VIDEO: Research shows poor performance of maths teachers in KZN

Johannesburg - The recommendations of a ministerial task team on the way matrics are taught and tested could set in motion a major shakeup of our education system, reports the Sunday Times.

According to the newspaper, the national senior certificate task team has not yet made its results public but have handed their report over to Basic Education Minister Angie Motshekga.

The task team is believed to have recommended major changes including raising university entrance standards, dropping life orientation classes, raising the matric pass mark to at least 40% in three subjects and making maths a compulsory subject at all schools.

Teachers have also come under the spotlight, with the task team making sweeping recommendations that include teachers who moderate the final matric exam must be appointed using stricter criteria; that teachers marking final exams papers must have the necessary qualifications and expertise and that the way schools award marks during the year must be monitored so that standards can be universally maintained.

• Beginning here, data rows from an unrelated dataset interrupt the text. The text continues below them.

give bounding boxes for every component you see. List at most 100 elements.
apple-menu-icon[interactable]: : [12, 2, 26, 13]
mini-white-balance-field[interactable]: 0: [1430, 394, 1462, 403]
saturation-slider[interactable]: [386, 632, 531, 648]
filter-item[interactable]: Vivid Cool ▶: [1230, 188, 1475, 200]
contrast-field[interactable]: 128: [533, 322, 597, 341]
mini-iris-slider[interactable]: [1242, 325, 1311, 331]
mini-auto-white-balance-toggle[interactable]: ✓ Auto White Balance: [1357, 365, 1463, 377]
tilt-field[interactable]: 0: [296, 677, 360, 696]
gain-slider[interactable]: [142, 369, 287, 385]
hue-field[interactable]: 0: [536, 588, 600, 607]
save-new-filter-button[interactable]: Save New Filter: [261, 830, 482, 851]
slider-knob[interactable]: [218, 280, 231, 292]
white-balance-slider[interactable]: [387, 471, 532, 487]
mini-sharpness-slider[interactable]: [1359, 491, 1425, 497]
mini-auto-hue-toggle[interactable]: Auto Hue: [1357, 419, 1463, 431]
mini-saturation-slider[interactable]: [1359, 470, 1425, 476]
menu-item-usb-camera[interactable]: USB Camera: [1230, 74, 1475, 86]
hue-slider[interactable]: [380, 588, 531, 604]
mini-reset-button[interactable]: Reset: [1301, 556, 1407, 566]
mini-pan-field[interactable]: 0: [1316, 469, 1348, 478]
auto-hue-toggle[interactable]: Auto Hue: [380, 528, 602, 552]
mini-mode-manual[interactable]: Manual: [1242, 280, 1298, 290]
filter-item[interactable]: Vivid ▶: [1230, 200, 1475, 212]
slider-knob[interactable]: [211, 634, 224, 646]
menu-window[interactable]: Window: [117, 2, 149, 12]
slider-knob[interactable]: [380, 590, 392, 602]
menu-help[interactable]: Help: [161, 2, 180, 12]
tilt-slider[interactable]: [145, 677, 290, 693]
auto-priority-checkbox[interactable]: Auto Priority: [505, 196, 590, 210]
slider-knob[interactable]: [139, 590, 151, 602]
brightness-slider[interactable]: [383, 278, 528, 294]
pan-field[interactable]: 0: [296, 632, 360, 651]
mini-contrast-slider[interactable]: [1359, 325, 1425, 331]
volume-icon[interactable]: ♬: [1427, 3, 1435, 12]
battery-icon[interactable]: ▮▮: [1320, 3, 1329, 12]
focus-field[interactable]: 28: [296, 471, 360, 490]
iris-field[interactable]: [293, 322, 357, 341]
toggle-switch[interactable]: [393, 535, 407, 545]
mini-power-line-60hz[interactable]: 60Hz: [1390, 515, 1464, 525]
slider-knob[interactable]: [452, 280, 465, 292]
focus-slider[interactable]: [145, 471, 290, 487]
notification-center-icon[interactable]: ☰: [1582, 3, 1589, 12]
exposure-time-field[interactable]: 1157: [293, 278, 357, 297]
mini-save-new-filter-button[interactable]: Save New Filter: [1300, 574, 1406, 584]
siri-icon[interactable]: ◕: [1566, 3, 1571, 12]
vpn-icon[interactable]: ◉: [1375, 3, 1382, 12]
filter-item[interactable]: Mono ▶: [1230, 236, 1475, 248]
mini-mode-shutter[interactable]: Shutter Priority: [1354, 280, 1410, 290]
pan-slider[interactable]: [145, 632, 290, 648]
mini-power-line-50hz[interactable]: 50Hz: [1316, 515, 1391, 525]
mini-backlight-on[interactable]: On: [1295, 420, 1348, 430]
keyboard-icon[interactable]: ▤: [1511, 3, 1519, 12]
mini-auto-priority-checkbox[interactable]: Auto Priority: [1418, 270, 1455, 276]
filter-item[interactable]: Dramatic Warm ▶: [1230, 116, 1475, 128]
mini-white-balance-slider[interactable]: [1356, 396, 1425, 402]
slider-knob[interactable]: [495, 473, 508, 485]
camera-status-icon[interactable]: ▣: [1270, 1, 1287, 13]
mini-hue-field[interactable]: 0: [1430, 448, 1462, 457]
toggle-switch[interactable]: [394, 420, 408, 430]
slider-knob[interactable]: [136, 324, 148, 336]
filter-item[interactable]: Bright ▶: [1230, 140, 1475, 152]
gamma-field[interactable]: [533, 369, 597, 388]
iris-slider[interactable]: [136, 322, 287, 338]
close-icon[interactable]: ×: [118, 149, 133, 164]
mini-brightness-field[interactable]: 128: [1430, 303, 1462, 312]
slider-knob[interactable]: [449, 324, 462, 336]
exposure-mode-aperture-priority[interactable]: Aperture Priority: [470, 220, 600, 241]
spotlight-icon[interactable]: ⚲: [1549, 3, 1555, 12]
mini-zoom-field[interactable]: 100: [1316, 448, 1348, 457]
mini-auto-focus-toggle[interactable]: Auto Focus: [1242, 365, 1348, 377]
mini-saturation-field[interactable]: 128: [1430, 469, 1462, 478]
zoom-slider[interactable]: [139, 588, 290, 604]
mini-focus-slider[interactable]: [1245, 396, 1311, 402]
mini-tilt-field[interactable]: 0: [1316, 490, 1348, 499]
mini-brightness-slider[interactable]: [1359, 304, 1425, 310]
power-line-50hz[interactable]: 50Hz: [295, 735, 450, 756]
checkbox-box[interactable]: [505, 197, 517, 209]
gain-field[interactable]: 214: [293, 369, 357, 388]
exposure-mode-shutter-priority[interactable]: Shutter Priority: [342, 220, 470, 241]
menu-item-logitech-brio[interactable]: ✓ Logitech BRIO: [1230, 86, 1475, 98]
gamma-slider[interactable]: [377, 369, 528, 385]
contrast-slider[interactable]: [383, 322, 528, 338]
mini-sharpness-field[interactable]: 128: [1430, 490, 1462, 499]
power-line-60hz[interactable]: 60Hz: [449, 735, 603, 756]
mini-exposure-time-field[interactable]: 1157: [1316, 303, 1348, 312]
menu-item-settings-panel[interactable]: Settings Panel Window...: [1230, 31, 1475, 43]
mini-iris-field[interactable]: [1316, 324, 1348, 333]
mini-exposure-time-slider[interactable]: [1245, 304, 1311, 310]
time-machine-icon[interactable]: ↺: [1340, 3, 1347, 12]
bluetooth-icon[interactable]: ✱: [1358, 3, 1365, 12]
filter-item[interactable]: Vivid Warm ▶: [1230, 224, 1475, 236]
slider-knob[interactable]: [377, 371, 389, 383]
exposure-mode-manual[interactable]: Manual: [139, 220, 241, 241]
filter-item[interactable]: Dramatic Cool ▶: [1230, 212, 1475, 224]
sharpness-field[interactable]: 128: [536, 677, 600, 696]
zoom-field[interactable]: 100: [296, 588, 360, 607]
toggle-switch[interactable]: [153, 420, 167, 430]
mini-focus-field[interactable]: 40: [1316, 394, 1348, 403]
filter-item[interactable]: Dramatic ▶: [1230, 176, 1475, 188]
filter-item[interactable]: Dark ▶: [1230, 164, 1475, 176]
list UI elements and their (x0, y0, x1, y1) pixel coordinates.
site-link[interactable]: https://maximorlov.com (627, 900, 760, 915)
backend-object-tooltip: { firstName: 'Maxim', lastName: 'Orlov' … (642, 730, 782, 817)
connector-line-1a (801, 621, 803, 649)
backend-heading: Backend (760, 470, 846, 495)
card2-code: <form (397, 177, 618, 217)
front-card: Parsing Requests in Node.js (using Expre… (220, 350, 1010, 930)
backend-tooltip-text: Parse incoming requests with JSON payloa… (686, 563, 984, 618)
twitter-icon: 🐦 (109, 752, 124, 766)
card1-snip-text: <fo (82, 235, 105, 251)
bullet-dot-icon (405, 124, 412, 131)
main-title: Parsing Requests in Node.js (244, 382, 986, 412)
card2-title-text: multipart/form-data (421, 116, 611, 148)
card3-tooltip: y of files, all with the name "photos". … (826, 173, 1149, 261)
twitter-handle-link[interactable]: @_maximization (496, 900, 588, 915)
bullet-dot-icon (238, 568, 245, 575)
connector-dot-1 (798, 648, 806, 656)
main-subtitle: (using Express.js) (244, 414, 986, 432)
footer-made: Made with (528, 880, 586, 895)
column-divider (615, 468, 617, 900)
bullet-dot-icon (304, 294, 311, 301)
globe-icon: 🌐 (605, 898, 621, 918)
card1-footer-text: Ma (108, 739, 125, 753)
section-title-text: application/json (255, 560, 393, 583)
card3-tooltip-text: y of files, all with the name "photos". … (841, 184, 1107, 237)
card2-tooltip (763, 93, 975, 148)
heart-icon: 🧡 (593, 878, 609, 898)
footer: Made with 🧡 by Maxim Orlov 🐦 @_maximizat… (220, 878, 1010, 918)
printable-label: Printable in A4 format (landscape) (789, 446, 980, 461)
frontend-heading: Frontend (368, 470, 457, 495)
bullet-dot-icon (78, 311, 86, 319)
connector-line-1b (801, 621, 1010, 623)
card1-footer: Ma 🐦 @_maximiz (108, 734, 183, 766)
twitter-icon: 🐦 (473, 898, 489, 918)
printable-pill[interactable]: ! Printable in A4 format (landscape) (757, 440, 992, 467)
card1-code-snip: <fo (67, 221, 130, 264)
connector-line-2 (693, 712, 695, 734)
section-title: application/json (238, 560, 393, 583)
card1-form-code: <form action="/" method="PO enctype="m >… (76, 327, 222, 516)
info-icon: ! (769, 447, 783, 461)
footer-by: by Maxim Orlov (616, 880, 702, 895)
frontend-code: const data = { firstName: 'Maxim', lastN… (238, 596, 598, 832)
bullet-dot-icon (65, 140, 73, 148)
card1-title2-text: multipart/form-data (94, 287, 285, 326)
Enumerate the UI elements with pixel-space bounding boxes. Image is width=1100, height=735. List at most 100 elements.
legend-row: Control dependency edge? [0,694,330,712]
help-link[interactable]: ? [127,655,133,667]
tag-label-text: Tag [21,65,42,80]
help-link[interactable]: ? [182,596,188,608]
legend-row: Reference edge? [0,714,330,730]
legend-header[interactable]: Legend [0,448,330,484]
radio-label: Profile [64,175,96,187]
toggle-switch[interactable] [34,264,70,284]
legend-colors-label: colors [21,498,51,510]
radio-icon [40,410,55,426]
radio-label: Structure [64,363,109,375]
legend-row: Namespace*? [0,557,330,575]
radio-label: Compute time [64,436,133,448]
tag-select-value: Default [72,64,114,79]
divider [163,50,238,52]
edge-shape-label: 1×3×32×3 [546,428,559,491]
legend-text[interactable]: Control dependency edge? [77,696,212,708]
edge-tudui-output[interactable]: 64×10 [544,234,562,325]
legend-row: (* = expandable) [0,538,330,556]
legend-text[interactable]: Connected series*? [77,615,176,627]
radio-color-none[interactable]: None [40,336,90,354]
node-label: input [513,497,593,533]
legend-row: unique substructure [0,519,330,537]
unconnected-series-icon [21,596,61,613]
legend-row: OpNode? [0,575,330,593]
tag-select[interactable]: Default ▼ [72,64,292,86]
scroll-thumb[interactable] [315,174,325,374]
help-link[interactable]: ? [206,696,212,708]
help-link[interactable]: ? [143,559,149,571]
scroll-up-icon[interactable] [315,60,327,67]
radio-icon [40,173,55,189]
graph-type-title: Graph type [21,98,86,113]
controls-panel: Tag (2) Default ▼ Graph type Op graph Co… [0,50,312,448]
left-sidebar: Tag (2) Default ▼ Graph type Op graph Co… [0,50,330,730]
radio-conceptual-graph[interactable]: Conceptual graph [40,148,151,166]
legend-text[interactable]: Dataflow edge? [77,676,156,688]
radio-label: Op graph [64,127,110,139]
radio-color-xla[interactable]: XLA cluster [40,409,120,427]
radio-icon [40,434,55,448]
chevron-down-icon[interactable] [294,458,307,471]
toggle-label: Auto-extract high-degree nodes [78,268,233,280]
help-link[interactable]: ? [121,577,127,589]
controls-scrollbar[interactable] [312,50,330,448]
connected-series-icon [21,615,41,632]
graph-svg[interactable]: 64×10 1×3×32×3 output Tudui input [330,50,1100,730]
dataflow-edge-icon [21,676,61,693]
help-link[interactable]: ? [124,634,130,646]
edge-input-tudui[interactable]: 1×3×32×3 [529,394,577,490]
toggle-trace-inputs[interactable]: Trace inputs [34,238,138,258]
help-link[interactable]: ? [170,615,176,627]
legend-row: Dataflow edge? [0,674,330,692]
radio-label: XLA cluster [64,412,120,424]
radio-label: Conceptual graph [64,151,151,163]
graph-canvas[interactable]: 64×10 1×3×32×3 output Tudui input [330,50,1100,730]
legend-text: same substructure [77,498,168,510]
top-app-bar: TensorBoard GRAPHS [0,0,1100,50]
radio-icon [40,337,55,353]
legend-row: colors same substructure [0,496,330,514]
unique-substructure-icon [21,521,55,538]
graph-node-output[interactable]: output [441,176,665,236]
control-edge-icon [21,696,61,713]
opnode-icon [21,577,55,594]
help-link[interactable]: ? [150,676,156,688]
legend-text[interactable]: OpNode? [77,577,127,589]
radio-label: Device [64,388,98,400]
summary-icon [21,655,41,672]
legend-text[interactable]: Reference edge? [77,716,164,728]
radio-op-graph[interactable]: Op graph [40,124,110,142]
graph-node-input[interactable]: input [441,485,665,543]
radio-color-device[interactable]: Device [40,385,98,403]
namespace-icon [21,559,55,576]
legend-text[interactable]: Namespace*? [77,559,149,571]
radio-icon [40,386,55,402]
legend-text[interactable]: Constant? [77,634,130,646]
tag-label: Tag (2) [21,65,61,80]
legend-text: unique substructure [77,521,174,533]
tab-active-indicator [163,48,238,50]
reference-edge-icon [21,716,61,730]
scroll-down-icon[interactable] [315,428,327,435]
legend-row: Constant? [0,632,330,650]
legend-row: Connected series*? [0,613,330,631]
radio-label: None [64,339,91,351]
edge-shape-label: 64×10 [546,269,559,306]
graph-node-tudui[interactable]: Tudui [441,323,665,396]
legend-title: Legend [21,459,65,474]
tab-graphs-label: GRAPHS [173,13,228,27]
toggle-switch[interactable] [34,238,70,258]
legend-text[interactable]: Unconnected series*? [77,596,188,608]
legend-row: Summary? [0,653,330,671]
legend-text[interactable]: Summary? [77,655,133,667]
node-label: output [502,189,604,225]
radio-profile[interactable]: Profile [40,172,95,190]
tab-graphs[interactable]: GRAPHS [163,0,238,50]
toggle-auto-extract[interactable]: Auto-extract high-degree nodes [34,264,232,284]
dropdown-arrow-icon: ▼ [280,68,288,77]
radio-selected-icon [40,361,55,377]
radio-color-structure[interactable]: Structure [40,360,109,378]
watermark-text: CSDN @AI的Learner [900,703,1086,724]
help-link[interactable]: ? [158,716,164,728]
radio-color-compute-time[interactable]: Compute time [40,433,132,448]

The report also suggested sweeping changes to matric maths and maths literacy – with the recommendation that maths be offered at all schools.

The report, drawn up by education academics, has been handed over to the minister but still needs to be put to education union Sadtu, which in the past has been a stumbling block regarding education reform.

Maths teachers fail

This follows the recent findings that matric maths teachers in KwaZuluj-Natal performed dismally when tested with a past matric maths paper, as reported by SAPA.

Research was carried out with 253 teachers in the province to investigate their knowledge of the subject they are teaching.

Teachers got an average mark of 57%, and a quarter of them got below 39%.

The research was published in the "Perspectives in Education Journal" in March and authored by Thokozani Mkhwanazi and Sarah Bansilal from the University of KwaZulu-Natal, and Deonarain Brijlall from the Durban University of Technology.

The difficulty of questions in a maths exam is broken down into four levels, with level four being the most challenging.

The teachers who wrote the test managed an average of 26% on level four questions, which made researchers question how they could be teaching their pupils.

"The results of this study raise concerns about the teaching of maths by (Grade 10 to 12) teachers whose knowledge is so poor," the researchers were quoted as saying.